Per contro, in generale manca sempre qualcosa, se non quasi tutto. Molti hanno un lavoro che in realtà non hanno scelto. Questo lavoro è spesso noioso, doloroso, ripetitivo, angosciante, deprimente, estenuante, incompreso, umiliante, frustrante, a volte pericoloso, e persino vergognoso. Porta poco o niente a chi lo fa, se non lo stretto necessario per vivere (e anche in tal caso, non sempre). E succede che li svilisce.

Ecco, invece di riempire le nostre giornate con la fiera di parole tipo “maternità surrogata”, “ponte sullo stretto”, “nazione”, parliamo di cose concrete, per esempio di contratti e dell’organizzazione giuridica dei rapporti di lavoro, la maschera di un rapporto egualitario tra soggetti (il diritto del capitale a sfruttare il lavoro), che però dal punto di vista economico è un rapporto ineguale tra classi sociali.

Ci viene spiegato che, a differenza dei regimi totalitari, la libertà e l’uguaglianza costituiscono l’essenza dei nostri sistemi democratici. Chi oserebbe mettere in discussione la bontà della democrazia elettiva e l’innocenza del diritto umanista nelle nostre società egualitarie? Certo, la libertà di criticare l’eccessivo e scandaloso arricchimento di una minoranza, ma l’evidenza dello sfruttamento, anche solo dell’ordinario stato dello sfruttamento, non è all’ordine del giorno della discussione.
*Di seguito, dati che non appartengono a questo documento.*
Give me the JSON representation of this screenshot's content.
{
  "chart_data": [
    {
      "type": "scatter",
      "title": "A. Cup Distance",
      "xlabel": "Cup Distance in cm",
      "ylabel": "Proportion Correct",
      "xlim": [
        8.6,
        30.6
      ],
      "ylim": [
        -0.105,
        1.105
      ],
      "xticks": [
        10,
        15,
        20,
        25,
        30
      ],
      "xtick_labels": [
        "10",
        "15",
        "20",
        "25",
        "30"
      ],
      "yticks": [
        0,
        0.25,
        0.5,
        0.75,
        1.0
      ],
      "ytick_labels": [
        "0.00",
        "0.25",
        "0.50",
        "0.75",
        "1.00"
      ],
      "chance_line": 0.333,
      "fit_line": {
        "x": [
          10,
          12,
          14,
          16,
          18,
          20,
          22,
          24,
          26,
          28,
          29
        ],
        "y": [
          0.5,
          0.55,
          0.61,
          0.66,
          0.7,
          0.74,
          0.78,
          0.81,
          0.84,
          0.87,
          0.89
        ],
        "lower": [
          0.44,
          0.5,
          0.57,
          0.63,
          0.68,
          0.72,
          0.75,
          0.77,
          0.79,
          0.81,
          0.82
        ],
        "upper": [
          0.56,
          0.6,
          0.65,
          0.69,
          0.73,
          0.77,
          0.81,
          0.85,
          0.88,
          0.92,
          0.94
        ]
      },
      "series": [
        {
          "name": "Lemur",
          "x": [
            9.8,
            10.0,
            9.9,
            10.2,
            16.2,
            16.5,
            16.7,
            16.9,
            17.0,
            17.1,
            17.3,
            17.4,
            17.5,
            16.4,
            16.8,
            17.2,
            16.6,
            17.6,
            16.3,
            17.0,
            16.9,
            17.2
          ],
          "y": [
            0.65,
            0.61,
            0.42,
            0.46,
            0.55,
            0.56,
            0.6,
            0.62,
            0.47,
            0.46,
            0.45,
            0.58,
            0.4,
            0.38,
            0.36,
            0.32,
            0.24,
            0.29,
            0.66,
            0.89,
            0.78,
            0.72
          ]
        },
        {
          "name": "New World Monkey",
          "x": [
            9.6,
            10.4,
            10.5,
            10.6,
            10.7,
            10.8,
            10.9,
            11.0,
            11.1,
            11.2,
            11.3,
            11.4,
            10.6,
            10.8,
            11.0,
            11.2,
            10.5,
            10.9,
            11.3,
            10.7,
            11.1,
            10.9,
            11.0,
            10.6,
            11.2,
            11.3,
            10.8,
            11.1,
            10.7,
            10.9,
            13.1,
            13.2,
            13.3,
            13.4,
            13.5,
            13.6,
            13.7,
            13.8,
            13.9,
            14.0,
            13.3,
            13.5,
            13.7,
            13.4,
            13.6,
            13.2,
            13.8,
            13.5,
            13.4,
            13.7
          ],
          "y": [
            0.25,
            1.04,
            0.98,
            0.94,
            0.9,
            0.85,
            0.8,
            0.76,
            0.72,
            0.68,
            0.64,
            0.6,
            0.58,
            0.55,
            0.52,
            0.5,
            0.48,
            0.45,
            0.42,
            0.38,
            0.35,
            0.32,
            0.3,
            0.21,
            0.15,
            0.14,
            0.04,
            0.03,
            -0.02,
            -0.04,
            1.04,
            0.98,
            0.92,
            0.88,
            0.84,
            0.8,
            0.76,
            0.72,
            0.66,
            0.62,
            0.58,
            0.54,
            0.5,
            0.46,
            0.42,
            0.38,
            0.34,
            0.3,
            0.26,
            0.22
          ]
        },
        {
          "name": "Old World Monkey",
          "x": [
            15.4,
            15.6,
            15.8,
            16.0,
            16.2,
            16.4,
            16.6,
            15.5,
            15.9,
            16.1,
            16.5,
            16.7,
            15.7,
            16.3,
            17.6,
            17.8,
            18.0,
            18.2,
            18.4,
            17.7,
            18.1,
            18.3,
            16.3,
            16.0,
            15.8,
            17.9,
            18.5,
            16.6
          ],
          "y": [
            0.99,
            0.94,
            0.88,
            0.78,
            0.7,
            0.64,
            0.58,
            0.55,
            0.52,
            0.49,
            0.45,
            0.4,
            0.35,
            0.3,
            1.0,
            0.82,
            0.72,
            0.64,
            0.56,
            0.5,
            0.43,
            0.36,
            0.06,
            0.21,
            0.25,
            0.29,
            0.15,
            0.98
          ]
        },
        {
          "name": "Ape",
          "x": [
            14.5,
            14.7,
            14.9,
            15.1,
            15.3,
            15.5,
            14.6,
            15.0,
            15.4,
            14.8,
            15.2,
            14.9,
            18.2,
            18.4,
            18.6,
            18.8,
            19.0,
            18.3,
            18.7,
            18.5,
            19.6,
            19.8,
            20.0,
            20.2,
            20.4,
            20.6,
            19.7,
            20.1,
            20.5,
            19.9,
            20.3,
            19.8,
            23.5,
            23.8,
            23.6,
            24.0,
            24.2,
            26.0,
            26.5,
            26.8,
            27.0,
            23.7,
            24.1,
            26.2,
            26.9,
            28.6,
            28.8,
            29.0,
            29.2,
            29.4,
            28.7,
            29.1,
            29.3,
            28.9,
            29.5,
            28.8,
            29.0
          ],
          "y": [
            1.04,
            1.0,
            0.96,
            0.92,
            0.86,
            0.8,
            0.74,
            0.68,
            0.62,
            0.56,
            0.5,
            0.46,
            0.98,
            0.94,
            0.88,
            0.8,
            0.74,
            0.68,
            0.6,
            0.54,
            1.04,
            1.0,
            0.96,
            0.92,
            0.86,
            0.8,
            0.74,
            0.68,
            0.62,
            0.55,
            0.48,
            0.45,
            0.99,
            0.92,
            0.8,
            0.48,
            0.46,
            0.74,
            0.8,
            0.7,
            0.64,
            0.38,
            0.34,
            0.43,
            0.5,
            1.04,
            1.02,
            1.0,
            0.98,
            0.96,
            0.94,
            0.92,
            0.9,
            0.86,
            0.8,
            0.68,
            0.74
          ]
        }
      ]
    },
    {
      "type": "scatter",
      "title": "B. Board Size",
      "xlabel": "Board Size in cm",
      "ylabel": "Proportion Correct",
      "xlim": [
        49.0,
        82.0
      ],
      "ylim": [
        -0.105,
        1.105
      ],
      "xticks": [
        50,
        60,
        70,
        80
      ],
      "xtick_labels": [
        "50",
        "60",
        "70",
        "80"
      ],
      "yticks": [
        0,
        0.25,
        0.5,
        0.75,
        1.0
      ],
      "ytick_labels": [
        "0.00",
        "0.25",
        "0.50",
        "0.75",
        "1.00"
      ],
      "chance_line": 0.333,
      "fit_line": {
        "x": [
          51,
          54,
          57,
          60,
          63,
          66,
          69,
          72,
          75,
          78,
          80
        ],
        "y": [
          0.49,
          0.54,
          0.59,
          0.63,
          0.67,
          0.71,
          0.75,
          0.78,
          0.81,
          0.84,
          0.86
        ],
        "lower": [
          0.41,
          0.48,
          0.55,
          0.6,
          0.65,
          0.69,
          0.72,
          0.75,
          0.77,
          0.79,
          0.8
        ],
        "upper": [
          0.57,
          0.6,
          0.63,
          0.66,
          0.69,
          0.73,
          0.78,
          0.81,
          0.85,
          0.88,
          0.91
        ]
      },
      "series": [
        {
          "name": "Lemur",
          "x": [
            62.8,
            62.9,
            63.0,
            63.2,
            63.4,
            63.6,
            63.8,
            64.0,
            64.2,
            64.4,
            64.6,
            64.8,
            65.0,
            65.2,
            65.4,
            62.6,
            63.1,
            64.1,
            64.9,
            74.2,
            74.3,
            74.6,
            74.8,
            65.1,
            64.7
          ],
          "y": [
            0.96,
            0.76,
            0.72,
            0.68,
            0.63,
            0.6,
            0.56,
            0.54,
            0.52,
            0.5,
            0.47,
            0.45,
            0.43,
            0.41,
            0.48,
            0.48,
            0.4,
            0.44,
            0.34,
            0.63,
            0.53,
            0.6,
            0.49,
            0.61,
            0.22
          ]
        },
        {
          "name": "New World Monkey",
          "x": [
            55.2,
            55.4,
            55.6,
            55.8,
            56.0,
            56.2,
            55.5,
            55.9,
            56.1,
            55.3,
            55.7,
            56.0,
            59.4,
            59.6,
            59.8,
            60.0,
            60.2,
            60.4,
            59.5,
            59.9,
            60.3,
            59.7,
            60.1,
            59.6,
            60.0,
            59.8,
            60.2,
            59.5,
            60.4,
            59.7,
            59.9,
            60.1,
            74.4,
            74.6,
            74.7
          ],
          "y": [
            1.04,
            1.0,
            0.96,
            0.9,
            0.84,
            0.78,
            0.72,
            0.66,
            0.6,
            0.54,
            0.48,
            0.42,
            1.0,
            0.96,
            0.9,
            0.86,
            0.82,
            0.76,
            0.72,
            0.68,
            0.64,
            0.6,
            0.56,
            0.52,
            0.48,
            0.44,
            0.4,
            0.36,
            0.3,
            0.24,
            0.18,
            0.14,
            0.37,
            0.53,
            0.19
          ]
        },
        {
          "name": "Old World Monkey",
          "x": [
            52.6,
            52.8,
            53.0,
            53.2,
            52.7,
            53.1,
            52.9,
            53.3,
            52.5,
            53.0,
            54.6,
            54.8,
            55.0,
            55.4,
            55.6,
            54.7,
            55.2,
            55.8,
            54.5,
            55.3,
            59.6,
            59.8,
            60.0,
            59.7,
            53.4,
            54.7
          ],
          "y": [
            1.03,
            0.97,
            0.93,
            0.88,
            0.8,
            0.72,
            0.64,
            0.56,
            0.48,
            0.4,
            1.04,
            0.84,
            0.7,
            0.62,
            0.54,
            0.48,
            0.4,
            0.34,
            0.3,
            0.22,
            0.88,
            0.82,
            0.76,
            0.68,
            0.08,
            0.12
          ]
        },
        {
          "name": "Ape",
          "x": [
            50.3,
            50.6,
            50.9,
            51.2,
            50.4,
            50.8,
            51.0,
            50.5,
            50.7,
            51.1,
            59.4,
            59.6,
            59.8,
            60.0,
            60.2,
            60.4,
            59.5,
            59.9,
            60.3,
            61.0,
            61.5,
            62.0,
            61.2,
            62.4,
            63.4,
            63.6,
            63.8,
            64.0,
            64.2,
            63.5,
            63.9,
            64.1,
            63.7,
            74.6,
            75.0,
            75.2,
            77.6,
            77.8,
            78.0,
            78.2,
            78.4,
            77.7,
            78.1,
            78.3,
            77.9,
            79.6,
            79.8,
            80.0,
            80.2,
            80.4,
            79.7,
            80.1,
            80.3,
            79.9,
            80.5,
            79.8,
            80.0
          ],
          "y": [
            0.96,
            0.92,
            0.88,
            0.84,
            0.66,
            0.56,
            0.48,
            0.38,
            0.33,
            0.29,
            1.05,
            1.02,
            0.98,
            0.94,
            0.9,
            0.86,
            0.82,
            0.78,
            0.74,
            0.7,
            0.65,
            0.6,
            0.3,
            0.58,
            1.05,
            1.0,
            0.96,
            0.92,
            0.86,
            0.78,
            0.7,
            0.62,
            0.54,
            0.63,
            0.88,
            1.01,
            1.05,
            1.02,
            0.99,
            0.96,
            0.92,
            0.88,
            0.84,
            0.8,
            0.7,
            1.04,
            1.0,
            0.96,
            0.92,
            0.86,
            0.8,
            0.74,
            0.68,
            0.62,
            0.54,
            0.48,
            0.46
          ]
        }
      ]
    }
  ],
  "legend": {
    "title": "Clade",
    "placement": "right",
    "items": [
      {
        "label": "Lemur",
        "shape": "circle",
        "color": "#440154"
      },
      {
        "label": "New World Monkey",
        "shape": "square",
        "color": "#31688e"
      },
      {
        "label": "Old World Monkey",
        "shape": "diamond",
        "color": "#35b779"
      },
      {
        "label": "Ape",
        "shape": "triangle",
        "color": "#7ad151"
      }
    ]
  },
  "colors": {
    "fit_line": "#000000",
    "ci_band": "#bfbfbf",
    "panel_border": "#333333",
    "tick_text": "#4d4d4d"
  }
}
E se non viene messo in evidenza questo rapporto sociale reale, quello dell’ordinario sfruttamento, che cosa mai resta della “sinistra”? I segretari del Pd che si succedono hanno paura di perdere i voti dei Parioli, preferiscono essere un partito senza popolo piuttosto che tradire la borghesia ricca e benestante di cui sono i reali referenti (è diventata una identificazione antropologica). Tanto che quel popolo orfano e negletto, non sapendo più a che santo votarsi, vota fascista.

Il re è nudo, ma non importa, dal cilindro spunta una nuova maschera per nuove illusioni. Qualche slogan “sociale” e poi si ripiega sui diritti civili e umani, cui l’ideologia giuridica darà un supplemento d’anima, diventando il terreno di scontro con la reazione neofascista e cibo per gli intrattenitori televisivi. Insomma, spettacolo. Il fantasma dei “diritti” che nasconde il movimento delle cose concrete, il fantasma che agisce alle spalle degli individui reali.

Dove abbiamo mai visto una società del genere, questa enfasi feticizzata e spettacolarizzata delle relazioni sociali? Comprendo bene la silenziosa rassegnazione di molti di noi, che non vogliono stare al gioco, ma temo che il silenzio abbia infine i tratti di un autoinganno.